The mockup will integrate two cabin-outfitting configurations for the Human-In-the-Loop (HITL) campaign, employing increasingly sophisticated low- and medium-fidelity models.
The ready-to-use mockup will facilitate the HITL test campaign, scheduled alongside the project’s Design and Development phase. To guarantee seamless test execution, the low-fidelity model has been equipped with volumetric representations of cabin items, movable pallets, hatches and several devices to assist users during testing, the first of a series of outfits mirroring the current Lunar I-Hab design and planned for use before System CDR. Subsequent verification will progress to medium-fidelity outfitting, incorporating more detailed representations and functional crew interfaces. The final verification phase occurs at the high-fidelity level within the Lunar I-Hab module itself.

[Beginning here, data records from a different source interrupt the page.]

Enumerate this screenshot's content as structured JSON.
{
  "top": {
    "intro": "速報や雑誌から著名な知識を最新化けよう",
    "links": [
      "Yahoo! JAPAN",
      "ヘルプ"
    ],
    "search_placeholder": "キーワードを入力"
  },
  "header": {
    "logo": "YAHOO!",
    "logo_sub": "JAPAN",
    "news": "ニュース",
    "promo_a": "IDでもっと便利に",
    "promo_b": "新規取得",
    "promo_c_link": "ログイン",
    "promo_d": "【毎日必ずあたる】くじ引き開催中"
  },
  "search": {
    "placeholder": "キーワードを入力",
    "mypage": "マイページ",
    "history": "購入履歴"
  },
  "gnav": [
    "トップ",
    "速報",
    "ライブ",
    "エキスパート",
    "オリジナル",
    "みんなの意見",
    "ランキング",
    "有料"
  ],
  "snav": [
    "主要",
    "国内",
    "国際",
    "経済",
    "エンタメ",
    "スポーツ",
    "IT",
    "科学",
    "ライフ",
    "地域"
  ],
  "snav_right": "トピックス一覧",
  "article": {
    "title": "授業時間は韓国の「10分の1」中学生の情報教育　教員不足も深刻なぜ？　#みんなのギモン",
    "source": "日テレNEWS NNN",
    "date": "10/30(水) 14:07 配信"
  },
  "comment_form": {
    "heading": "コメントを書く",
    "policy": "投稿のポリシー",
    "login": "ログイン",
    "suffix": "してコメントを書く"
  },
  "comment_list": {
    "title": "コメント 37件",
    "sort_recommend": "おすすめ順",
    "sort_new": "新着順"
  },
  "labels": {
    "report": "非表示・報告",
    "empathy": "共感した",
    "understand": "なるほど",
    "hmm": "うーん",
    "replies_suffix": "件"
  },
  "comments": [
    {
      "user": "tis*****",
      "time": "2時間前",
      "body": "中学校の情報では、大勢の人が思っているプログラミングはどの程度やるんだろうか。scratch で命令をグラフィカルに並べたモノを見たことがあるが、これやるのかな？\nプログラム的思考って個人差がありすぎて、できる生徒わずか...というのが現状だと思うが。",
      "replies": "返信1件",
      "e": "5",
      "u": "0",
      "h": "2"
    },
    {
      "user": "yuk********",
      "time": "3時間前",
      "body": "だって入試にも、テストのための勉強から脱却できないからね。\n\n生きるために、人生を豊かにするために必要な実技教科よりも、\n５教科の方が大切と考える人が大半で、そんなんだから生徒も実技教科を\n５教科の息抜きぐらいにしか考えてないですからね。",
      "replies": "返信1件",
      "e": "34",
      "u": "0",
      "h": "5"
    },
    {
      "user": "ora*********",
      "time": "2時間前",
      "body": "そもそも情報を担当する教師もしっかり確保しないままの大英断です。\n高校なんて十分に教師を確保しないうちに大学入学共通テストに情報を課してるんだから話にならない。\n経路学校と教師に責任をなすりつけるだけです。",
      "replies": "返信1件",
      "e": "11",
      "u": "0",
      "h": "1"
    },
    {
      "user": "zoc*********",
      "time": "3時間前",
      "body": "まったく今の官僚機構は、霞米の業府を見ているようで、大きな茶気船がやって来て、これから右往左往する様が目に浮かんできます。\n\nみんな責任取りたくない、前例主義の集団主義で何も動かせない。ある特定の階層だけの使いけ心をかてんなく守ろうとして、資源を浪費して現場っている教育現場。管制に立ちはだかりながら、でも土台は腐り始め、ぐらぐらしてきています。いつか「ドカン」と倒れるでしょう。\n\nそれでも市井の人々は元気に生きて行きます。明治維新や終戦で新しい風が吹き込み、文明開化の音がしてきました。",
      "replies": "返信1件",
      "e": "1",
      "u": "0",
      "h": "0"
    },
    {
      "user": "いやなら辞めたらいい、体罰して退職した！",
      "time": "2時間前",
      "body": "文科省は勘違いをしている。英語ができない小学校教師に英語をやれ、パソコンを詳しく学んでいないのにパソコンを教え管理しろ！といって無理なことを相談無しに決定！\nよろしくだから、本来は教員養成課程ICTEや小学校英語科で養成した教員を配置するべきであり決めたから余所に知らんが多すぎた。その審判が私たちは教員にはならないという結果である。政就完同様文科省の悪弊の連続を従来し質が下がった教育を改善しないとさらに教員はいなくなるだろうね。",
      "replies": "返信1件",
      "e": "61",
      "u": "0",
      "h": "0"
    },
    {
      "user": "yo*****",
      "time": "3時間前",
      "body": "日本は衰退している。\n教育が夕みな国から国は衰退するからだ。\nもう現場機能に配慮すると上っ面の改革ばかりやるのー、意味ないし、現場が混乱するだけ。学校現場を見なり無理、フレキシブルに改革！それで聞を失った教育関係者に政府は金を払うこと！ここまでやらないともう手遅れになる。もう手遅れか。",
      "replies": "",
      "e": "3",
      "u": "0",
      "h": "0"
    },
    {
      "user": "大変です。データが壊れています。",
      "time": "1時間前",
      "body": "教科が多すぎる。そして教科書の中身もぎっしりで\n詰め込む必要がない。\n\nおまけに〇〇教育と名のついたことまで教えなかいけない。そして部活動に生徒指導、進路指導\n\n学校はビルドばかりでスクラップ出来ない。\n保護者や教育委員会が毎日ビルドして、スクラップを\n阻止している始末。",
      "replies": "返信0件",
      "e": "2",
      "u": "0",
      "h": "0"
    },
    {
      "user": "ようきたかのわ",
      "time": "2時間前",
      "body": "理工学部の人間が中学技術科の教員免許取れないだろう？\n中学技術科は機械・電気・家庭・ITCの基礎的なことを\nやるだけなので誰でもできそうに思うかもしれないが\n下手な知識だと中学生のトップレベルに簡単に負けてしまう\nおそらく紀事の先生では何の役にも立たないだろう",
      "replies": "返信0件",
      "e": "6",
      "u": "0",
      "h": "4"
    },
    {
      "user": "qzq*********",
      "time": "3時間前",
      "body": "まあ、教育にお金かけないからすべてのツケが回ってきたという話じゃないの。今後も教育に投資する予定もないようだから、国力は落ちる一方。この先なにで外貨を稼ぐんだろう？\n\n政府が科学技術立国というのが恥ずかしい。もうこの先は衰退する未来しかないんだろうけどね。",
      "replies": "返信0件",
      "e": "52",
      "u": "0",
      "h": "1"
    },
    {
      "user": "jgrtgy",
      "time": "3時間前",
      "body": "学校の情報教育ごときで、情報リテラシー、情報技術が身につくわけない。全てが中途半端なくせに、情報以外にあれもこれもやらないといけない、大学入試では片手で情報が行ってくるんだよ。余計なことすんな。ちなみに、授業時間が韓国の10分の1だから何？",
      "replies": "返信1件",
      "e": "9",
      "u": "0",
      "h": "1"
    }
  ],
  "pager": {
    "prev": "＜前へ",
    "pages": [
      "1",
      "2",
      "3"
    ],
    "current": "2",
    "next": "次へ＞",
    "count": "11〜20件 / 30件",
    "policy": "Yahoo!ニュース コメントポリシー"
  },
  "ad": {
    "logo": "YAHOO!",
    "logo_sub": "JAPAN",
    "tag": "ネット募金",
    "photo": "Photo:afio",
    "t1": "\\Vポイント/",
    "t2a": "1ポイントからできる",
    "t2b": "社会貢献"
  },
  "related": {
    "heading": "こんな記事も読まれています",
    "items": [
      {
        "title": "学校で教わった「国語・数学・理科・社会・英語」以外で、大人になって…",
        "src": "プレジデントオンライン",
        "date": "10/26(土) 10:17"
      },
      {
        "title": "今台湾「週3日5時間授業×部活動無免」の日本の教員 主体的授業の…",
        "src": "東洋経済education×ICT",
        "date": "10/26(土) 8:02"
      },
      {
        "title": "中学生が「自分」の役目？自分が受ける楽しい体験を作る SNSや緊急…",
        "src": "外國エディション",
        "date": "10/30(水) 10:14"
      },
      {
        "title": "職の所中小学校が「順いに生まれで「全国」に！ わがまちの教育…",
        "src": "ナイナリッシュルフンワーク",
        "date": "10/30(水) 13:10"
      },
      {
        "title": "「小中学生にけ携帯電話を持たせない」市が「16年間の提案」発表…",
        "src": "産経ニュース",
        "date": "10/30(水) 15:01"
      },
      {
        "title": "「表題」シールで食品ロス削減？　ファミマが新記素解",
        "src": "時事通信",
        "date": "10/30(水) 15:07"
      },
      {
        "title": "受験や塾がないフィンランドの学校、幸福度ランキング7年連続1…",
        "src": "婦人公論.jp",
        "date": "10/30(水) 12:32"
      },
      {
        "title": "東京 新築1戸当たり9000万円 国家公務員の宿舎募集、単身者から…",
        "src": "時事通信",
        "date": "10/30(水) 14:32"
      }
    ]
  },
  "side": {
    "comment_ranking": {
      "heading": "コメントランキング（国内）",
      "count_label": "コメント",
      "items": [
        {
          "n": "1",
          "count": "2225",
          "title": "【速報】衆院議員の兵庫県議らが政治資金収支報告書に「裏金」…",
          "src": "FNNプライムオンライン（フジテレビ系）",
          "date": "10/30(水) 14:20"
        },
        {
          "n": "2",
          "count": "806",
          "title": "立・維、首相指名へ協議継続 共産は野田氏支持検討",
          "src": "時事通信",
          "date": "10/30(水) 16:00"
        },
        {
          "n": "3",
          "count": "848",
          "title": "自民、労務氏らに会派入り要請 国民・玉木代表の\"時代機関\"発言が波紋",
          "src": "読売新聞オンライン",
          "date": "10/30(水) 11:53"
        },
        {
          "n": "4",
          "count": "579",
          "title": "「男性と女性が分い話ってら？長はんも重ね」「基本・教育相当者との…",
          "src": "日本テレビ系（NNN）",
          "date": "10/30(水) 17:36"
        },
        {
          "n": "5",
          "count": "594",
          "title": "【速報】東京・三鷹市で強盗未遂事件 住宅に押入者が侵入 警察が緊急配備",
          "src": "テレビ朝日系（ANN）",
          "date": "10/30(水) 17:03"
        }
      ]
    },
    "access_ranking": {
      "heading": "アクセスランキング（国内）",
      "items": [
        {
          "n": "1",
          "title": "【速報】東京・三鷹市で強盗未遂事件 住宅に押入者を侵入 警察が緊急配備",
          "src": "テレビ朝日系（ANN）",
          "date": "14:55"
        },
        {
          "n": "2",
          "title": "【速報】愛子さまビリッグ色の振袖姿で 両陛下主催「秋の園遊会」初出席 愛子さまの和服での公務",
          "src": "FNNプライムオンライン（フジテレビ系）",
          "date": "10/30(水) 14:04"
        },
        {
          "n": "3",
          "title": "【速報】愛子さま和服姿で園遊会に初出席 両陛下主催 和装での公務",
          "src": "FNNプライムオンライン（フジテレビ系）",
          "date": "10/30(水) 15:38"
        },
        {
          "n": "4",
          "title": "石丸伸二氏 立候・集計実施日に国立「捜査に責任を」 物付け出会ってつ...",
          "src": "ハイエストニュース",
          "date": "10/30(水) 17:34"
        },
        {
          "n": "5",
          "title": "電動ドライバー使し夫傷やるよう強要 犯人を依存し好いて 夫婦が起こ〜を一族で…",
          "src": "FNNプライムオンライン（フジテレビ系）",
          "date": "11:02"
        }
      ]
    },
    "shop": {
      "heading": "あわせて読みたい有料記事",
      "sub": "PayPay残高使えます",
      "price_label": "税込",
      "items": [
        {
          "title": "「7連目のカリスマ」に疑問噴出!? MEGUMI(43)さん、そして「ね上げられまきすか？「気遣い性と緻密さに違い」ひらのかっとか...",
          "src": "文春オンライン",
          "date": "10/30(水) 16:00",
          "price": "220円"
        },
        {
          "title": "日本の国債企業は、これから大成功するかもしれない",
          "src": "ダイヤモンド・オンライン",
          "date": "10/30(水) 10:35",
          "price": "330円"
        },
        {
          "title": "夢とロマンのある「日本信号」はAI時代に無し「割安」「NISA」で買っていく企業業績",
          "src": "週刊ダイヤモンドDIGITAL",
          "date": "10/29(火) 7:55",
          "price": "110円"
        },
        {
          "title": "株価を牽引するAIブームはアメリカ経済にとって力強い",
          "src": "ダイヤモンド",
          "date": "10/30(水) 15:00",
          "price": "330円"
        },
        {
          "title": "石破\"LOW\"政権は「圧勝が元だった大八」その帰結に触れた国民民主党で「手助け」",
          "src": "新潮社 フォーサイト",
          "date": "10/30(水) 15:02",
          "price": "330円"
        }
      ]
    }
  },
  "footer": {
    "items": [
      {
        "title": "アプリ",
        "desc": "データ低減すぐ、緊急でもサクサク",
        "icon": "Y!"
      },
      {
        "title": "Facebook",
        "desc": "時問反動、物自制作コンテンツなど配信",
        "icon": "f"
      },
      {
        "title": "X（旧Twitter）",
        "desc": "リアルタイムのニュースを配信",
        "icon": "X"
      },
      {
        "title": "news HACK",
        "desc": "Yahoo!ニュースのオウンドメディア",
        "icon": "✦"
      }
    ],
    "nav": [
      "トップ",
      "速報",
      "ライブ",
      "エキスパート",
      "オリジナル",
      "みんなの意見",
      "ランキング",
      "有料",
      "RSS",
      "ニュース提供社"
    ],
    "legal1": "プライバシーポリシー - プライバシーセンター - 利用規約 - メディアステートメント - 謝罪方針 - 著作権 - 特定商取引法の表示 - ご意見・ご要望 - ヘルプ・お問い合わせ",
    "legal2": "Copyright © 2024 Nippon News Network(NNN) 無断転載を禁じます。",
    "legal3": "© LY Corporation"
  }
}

Notably, it will include special mechanisms designed to relieve the load of heavy equipment, mimicking the absence of gravity experienced by astronauts during orbital operations. Furthermore, it features springboards to aid correct motions inside the cabin.
The interactive human tasks involved in these tests serve to uncover potential design and integration bottlenecks, helping Thales Alenia Space’s team not only to tease out opportunities for refinement, but also to evaluate design synergies with human operations and ensure a successful path to verification.
HITL tests are based on a human-centric approach with test subjects representing actual users, including crew members from NASA and ESA. These participants simulate on-orbit tasks with flight-representative hardware, thereby offering a robust demonstration of the functional concept and design in terms of efficiency, safety, effectiveness, and acceptability against system requirements.